PADANG – Yayasan Rumah Aktivis Sejahtera (RASH) bersama Komunitas Aktivis Muda Indonesia (KAMI) Kota Padang resmi membentuk aliansi strategis untuk mengawal pelaksanaan Program Makan Bergizi Gratis (MBG) di Sumatera Barat. Langkah ini diambil sebagai respons atas berbagai temuan indikasi penyimpangan yang terjadi di lapangan.
Keputusan tersebut merupakan hasil rapat koordinasi mendalam yang digelar kedua lembaga pada Rabu, 15 April 2025. Pertemuan ini menyoroti sejumlah persoalan krusial, mulai dari dugaan ketidakadilan terhadap pelaku UMKM hingga persoalan hak tenaga kerja dalam operasional dapur MBG.

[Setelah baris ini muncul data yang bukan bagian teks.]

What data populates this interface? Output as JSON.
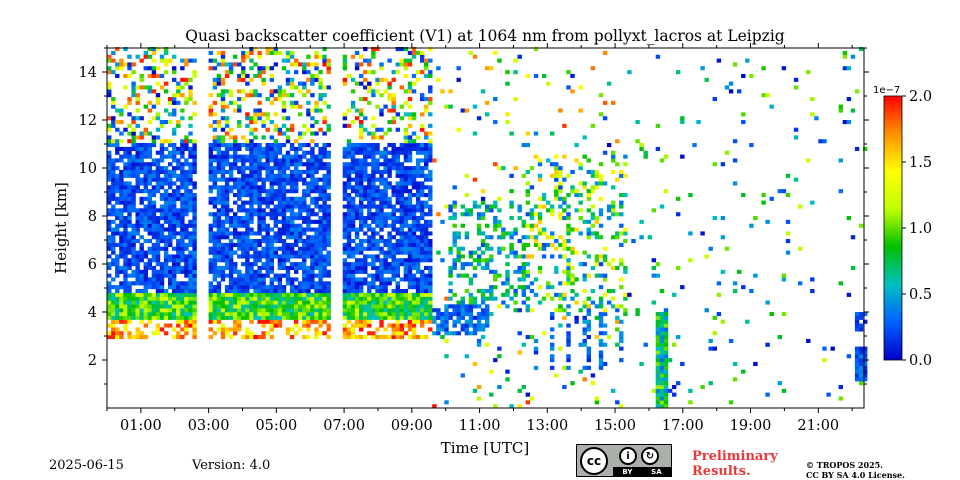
{
  "chart_data": {
    "type": "heatmap",
    "title": "Quasi backscatter coefficient (V1) at 1064 nm from pollyxt_lacros at Leipzig",
    "xlabel": "Time [UTC]",
    "ylabel": "Height [km]",
    "x_range_hours": [
      0,
      22.35
    ],
    "ylim": [
      0,
      15
    ],
    "xticks": [
      1,
      3,
      5,
      7,
      9,
      11,
      13,
      15,
      17,
      19,
      21
    ],
    "xtick_labels": [
      "01:00",
      "03:00",
      "05:00",
      "07:00",
      "09:00",
      "11:00",
      "13:00",
      "15:00",
      "17:00",
      "19:00",
      "21:00"
    ],
    "yticks": [
      2,
      4,
      6,
      8,
      10,
      12,
      14
    ],
    "ytick_labels": [
      "2",
      "4",
      "6",
      "8",
      "10",
      "12",
      "14"
    ],
    "colorbar": {
      "range": [
        0.0,
        2.0
      ],
      "ticks": [
        0.0,
        0.5,
        1.0,
        1.5,
        2.0
      ],
      "tick_labels": [
        "0.0",
        "0.5",
        "1.0",
        "1.5",
        "2.0"
      ],
      "scale_label": "1e−7",
      "colormap": [
        "#0000c8",
        "#0060ff",
        "#00c0c0",
        "#00c000",
        "#c0ff00",
        "#ffff00",
        "#ff9000",
        "#ff0000"
      ]
    },
    "features": [
      {
        "name": "aerosol layer",
        "t_start": 0.0,
        "t_end": 9.0,
        "z_bottom": 2.8,
        "z_top": 4.8
      },
      {
        "name": "noise region",
        "t_start": 0.0,
        "t_end": 9.5,
        "z_bottom": 4.8,
        "z_top": 15.0
      },
      {
        "name": "no data gap",
        "t_start": 2.55,
        "t_end": 2.9,
        "z_bottom": 0,
        "z_top": 15
      },
      {
        "name": "no data gap",
        "t_start": 6.55,
        "t_end": 6.9,
        "z_bottom": 0,
        "z_top": 15
      },
      {
        "name": "low cloud",
        "t_start": 16.1,
        "t_end": 16.55,
        "z_bottom": 0,
        "z_top": 4.0
      },
      {
        "name": "boundary layer",
        "t_start": 22.0,
        "t_end": 22.35,
        "z_bottom": 1.0,
        "z_top": 2.5
      }
    ]
  },
  "footer": {
    "date": "2025-06-15",
    "version": "Version: 4.0",
    "preliminary": [
      "Preliminary",
      "Results."
    ],
    "copyright": [
      "© TROPOS 2025.",
      "CC BY SA 4.0 License."
    ],
    "cc_logo": {
      "main": "cc",
      "by": "BY",
      "sa": "SA"
    }
  }
}
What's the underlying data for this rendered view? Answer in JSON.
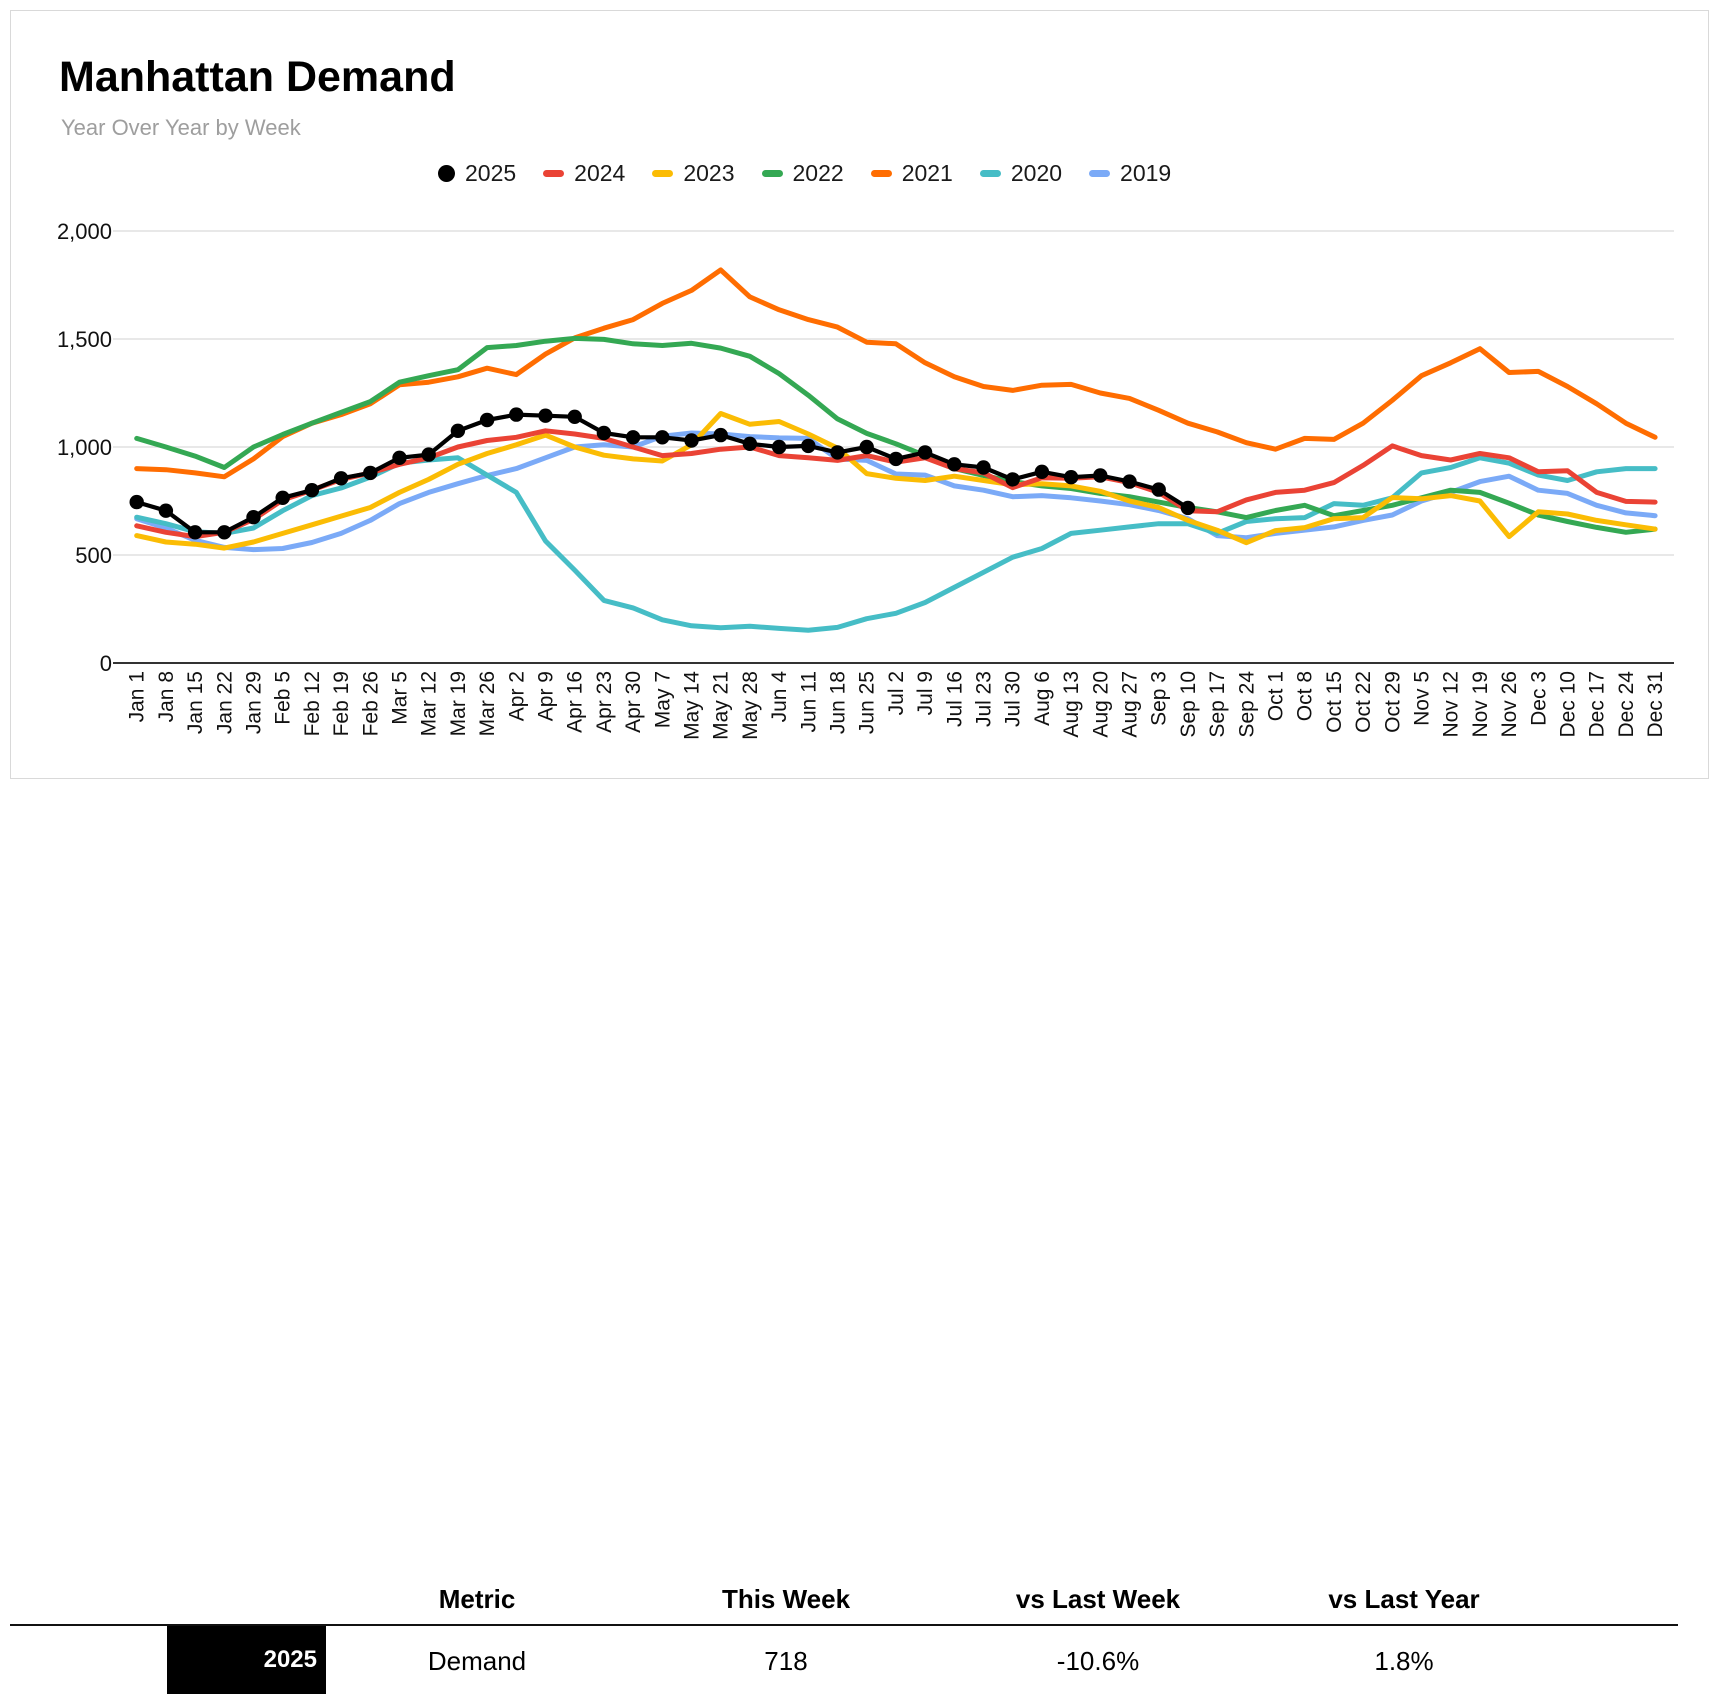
{
  "chart_data": {
    "type": "line",
    "title": "Manhattan Demand",
    "subtitle": "Year Over Year by Week",
    "xlabel": "",
    "ylabel": "",
    "ylim": [
      0,
      2000
    ],
    "grid": "horizontal",
    "legend_position": "top",
    "yticks": [
      {
        "label": "0",
        "value": 0
      },
      {
        "label": "500",
        "value": 500
      },
      {
        "label": "1,000",
        "value": 1000
      },
      {
        "label": "1,500",
        "value": 1500
      },
      {
        "label": "2,000",
        "value": 2000
      }
    ],
    "x_labels": [
      "Jan 1",
      "Jan 8",
      "Jan 15",
      "Jan 22",
      "Jan 29",
      "Feb 5",
      "Feb 12",
      "Feb 19",
      "Feb 26",
      "Mar 5",
      "Mar 12",
      "Mar 19",
      "Mar 26",
      "Apr 2",
      "Apr 9",
      "Apr 16",
      "Apr 23",
      "Apr 30",
      "May 7",
      "May 14",
      "May 21",
      "May 28",
      "Jun 4",
      "Jun 11",
      "Jun 18",
      "Jun 25",
      "Jul 2",
      "Jul 9",
      "Jul 16",
      "Jul 23",
      "Jul 30",
      "Aug 6",
      "Aug 13",
      "Aug 20",
      "Aug 27",
      "Sep 3",
      "Sep 10",
      "Sep 17",
      "Sep 24",
      "Oct 1",
      "Oct 8",
      "Oct 15",
      "Oct 22",
      "Oct 29",
      "Nov 5",
      "Nov 12",
      "Nov 19",
      "Nov 26",
      "Dec 3",
      "Dec 10",
      "Dec 17",
      "Dec 24",
      "Dec 31"
    ],
    "series": [
      {
        "name": "2025",
        "color": "#000000",
        "marker": "circle",
        "values": [
          745,
          705,
          605,
          605,
          675,
          765,
          800,
          855,
          880,
          950,
          965,
          1075,
          1125,
          1150,
          1145,
          1140,
          1065,
          1045,
          1045,
          1030,
          1055,
          1015,
          1000,
          1005,
          975,
          1000,
          945,
          975,
          920,
          905,
          850,
          885,
          860,
          868,
          840,
          803,
          718
        ]
      },
      {
        "name": "2024",
        "color": "#ea4335",
        "marker": "dash",
        "values": [
          635,
          605,
          585,
          605,
          665,
          755,
          800,
          850,
          880,
          920,
          950,
          1000,
          1030,
          1045,
          1075,
          1060,
          1040,
          1000,
          960,
          970,
          990,
          1000,
          960,
          950,
          938,
          960,
          930,
          950,
          900,
          880,
          812,
          858,
          855,
          862,
          835,
          790,
          705,
          700,
          755,
          790,
          800,
          835,
          915,
          1005,
          960,
          940,
          970,
          950,
          885,
          890,
          790,
          748,
          745
        ]
      },
      {
        "name": "2023",
        "color": "#fbbc04",
        "marker": "dash",
        "values": [
          590,
          560,
          550,
          532,
          560,
          600,
          640,
          680,
          720,
          790,
          850,
          920,
          970,
          1010,
          1055,
          1000,
          962,
          945,
          935,
          1010,
          1155,
          1105,
          1118,
          1060,
          995,
          877,
          855,
          845,
          865,
          845,
          825,
          830,
          820,
          795,
          750,
          720,
          660,
          615,
          557,
          613,
          627,
          668,
          673,
          766,
          760,
          775,
          750,
          585,
          700,
          690,
          660,
          640,
          620
        ]
      },
      {
        "name": "2022",
        "color": "#34a853",
        "marker": "dash",
        "values": [
          1040,
          1000,
          958,
          905,
          1000,
          1058,
          1110,
          1160,
          1210,
          1300,
          1330,
          1358,
          1460,
          1470,
          1490,
          1503,
          1498,
          1478,
          1470,
          1480,
          1458,
          1420,
          1340,
          1240,
          1130,
          1063,
          1015,
          960,
          900,
          868,
          840,
          820,
          808,
          785,
          770,
          745,
          720,
          700,
          673,
          706,
          730,
          682,
          706,
          730,
          765,
          800,
          790,
          740,
          685,
          655,
          628,
          605,
          620
        ]
      },
      {
        "name": "2021",
        "color": "#ff6d01",
        "marker": "dash",
        "values": [
          900,
          895,
          880,
          862,
          945,
          1048,
          1110,
          1150,
          1200,
          1288,
          1300,
          1325,
          1365,
          1335,
          1430,
          1505,
          1550,
          1590,
          1665,
          1725,
          1820,
          1695,
          1635,
          1590,
          1555,
          1485,
          1478,
          1390,
          1325,
          1280,
          1262,
          1286,
          1290,
          1250,
          1225,
          1170,
          1110,
          1070,
          1020,
          990,
          1040,
          1035,
          1110,
          1216,
          1330,
          1390,
          1455,
          1345,
          1350,
          1280,
          1200,
          1110,
          1045
        ]
      },
      {
        "name": "2020",
        "color": "#46bdc6",
        "marker": "dash",
        "values": [
          675,
          645,
          608,
          600,
          625,
          705,
          775,
          810,
          860,
          925,
          940,
          950,
          870,
          790,
          565,
          430,
          290,
          255,
          200,
          172,
          163,
          170,
          160,
          152,
          165,
          205,
          230,
          280,
          350,
          420,
          490,
          530,
          600,
          615,
          630,
          645,
          645,
          600,
          655,
          668,
          673,
          738,
          730,
          765,
          880,
          905,
          950,
          925,
          870,
          845,
          885,
          900,
          900
        ]
      },
      {
        "name": "2019",
        "color": "#7baaf7",
        "marker": "dash",
        "values": [
          668,
          625,
          568,
          535,
          525,
          530,
          558,
          600,
          660,
          738,
          790,
          830,
          868,
          900,
          950,
          1000,
          1010,
          1000,
          1050,
          1065,
          1060,
          1048,
          1042,
          1040,
          945,
          938,
          875,
          870,
          820,
          800,
          770,
          775,
          765,
          750,
          733,
          706,
          668,
          590,
          580,
          600,
          615,
          630,
          660,
          685,
          750,
          790,
          840,
          865,
          800,
          785,
          730,
          695,
          682
        ]
      }
    ]
  },
  "table": {
    "columns": [
      "Metric",
      "This Week",
      "vs Last Week",
      "vs Last Year"
    ],
    "row": {
      "year": "2025",
      "year_bg": "#000000",
      "metric": "Demand",
      "this_week": "718",
      "vs_last_week": "-10.6%",
      "vs_last_year": "1.8%"
    }
  }
}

Ketua Yayasan RASH, Febriyandi, menegaskan bahwa para aktivis di Sumatera Barat memiliki tanggung jawab moral untuk memastikan program nasional tersebut berjalan sesuai tujuan awal, yakni meningkatkan kesejahteraan masyarakat.
Menurutnya, program yang seharusnya menjadi solusi bagi pemenuhan gizi masyarakat justru berpotensi menimbulkan persoalan baru jika tidak diawasi secara ketat.
“Program ini tidak boleh dicederai oleh praktik-praktik yang merugikan rakyat kecil. Baik dari sisi UMKM yang tertekan oleh sistem distribusi, maupun pekerja yang hak-haknya tidak dipenuhi,” ujar Febriyandi.
Sebagai tindak lanjut konkret, Ketua KAMI Kota Padang, Khairul Anas, mengumumkan pembentukan Posko Pengaduan MBG. Posko ini akan berfungsi sebagai pusat penerimaan laporan dari masyarakat, pelaku UMKM, serta pekerja dapur yang merasa dirugikan dalam pelaksanaan program tersebut.
Khairul Anas menyoroti secara tegas status “relawan” yang diberikan kepada sebagian pekerja dapur MBG. Ia menilai praktik tersebut berpotensi menjadi bentuk pengaburan hubungan kerja yang merugikan pekerja.
“Kami menilai ada indikasi pembodohan publik. Mereka bekerja secara profesional dengan beban kerja jelas, tetapi tidak mendapatkan hak sebagaimana pekerja pada umumnya. Ini harus diluruskan,” tegasnya.
Ia menambahkan, melalui posko pengaduan ini, pihaknya ingin membuka ruang bagi para pekerja agar berani menyampaikan keluhan tanpa rasa takut.
“Kami mengajak semua pihak yang merasa dirugikan untuk melapor. Kumpulkan bukti, karena kami siap melakukan pendampingan, termasuk langkah hukum jika ditemukan pelanggaran serius,” lanjutnya.
KAMI Kota Padang juga menegaskan tidak akan ragu melakukan aksi lanjutan, termasuk aksi massa, apabila terdapat bukti kuat adanya praktik eksploitasi tenaga kerja dengan dalih kerelawanan.
“Jangan sampai dapur MBG berubah menjadi tempat eksploitasi. Program ini harus menjunjung tinggi martabat pekerja lokal,” ujar Anas.
Sementara itu, Febriyandi kembali menegaskan bahwa aliansi antara RASH dan KAMI merupakan bentuk komitmen bersama untuk menjaga integritas program MBG agar tetap berpihak kepada masyarakat.
Ia menyebut, pengawasan ini tidak hanya menyasar aspek tenaga kerja, tetapi juga menyangkut rantai distribusi bahan baku yang dinilai berpotensi merugikan pelaku usaha kecil.
“Kami ingin memastikan bahwa setiap anggaran yang digelontorkan negara benar-benar dirasakan manfaatnya oleh rakyat. Jangan sampai program ini hanya menguntungkan segelintir pihak,” katanya.
Ke depan, Posko Pengaduan MBG yang diinisiasi KAMI Kota Padang akan mulai beroperasi dengan sistem penerimaan laporan secara langsung maupun melalui kanal komunikasi digital. Data yang dihimpun nantinya akan diverifikasi dan dilaporkan kepada Badan Gizi Nasional serta kementerian terkait sebagai bahan evaluasi dan tindak lanjut.
Aliansi ini diharapkan menjadi langkah awal dalam menciptakan sistem pengawasan partisipatif yang melibatkan masyarakat secara langsung, sehingga pelaksanaan Program Makan Bergizi Gratis di Sumatera Barat dapat berjalan transparan, akuntabel, dan tepat sasaran.